Satbir Singh, a farmer in Lawar near Meerut, explains that he attempted to grow potatoes instead of sugarcane for part of last season, but, the economics of it did not work out. “I thought that growing potatoes will be better since I can sell in the mandi and get cash immediately, unlike sugarcane where I would have to wait months to receive payment.”
However, Singh’s plans turned sour as the prices of potatoes in mandis, last season, crashed to as low as Rs 2 per kilogram. “My cost of production is around Rs 5-6 per kilogram, then add to it the cost of transport and storage. All in all, it costs around Rs 9-10 per kilogram. And the price in the mandi was Rs 2,” Singh said.
Singh, like many other potato growers in UP, dumped his potatoes as transportation to mandis alone would have costed more than the price that their produce would fetch.
For vegetables and fruits, the government offers farmers no protection from market volatility making them an unattractive proposition compared to sugarcane where farmers in UP get a state assured price (SAP) of Rs 325 per quintal which is higher – only marginally, farmers claim – than the cost of production.
“With sugarcane, we at least know that we will get an assured income sooner or later.

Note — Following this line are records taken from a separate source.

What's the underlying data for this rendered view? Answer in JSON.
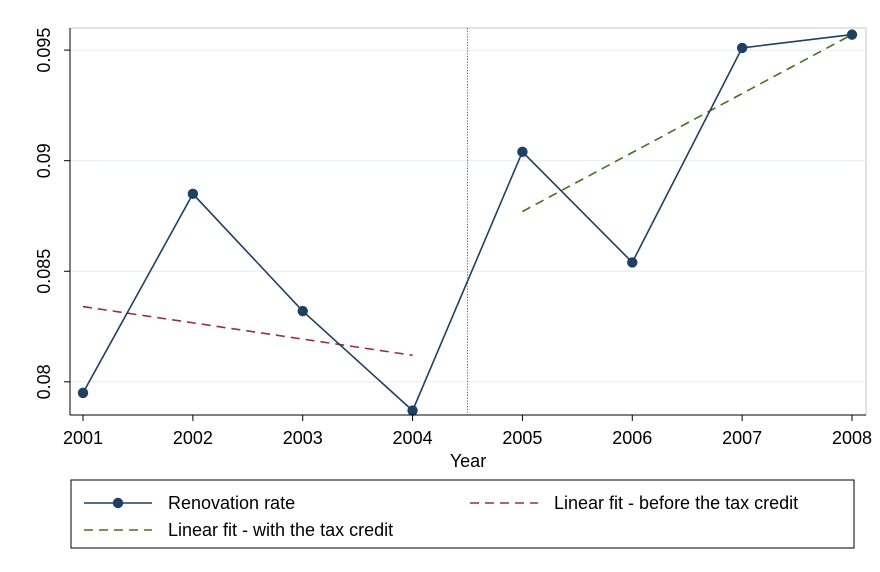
{
  "chart_data": {
    "type": "line",
    "title": "",
    "xlabel": "Year",
    "ylabel": "",
    "x": [
      2001,
      2002,
      2003,
      2004,
      2005,
      2006,
      2007,
      2008
    ],
    "xlim": [
      2001,
      2008
    ],
    "ylim": [
      0.0785,
      0.096
    ],
    "x_ticks": [
      "2001",
      "2002",
      "2003",
      "2004",
      "2005",
      "2006",
      "2007",
      "2008"
    ],
    "y_ticks": [
      {
        "value": 0.08,
        "label": "0.08"
      },
      {
        "value": 0.085,
        "label": "0.085"
      },
      {
        "value": 0.09,
        "label": "0.09"
      },
      {
        "value": 0.095,
        "label": "0.095"
      }
    ],
    "grid": true,
    "series": [
      {
        "name": "Renovation rate",
        "style": "solid-markers",
        "color": "#1f3f63",
        "x": [
          2001,
          2002,
          2003,
          2004,
          2005,
          2006,
          2007,
          2008
        ],
        "values": [
          0.0795,
          0.0885,
          0.0832,
          0.0787,
          0.0904,
          0.0854,
          0.0951,
          0.0957
        ]
      },
      {
        "name": "Linear fit - before the tax credit",
        "style": "dashed",
        "color": "#9b2f3b",
        "x": [
          2001,
          2004
        ],
        "values": [
          0.0834,
          0.0812
        ]
      },
      {
        "name": "Linear fit - with the tax credit",
        "style": "dashed",
        "color": "#4a6f1f",
        "x": [
          2005,
          2008
        ],
        "values": [
          0.0877,
          0.0957
        ]
      }
    ],
    "reference_line": {
      "x": 2004.5,
      "style": "dotted",
      "color": "#e0204a"
    },
    "legend": {
      "placement": "bottom",
      "entries": [
        "Renovation rate",
        "Linear fit - before the tax credit",
        "Linear fit - with the tax credit"
      ]
    }
  }
}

Next year, if not this year,” said Singh.
For crops such as wheat and rice, a developed government procurement mechanism exists to purchase from the farmer at the minimum support price (MSP). However, farmers argue that the MSP itself is lower than the cost of production.
“It costs around Rs 1700 per quintal, the MSP is lower than that,” Singh said.
While the MSP for wheat at Rs 1,725 per quintal is not lower than Rs 1,700 – Singh’s estimate of the cost of producing wheat – it does not provide the kind of returns that sugarcane provides, albeit, belatedly.
Recently, Harish Damodaran of The Indian Express answered the why-farmers-still-grow-sugarcane question authoritatively, with a one-line summary, “It is one of the few crops today that’s still profitable to grow.”
Damodaran estimated that the cost of production of sugarcane per bigha worked out to Rs 12,000. A bigha, on an average, yields 60 quintals of sugarcane, translating to a revenue realisation of Rs 19,500 (60 x Rs 325 (state assured price of sugarcane)). Thus, giving the farmer a return of Rs 7,500 – 62% higher than the production cost.
However, the costs do not account for interest on working capital, imputed value of family labour, rent on owned land and interest on capital assets. Thus, the final return would be substantially lower, painting a gloomy picture for sugarcane, the most profitable crop in UP, and western UP’s main cash crop.
Ankur Sharma in Vahelna argues that the only profit for farmers from growing sugarcane is feed for bovines. “That’s all. They give us milk. We survive.”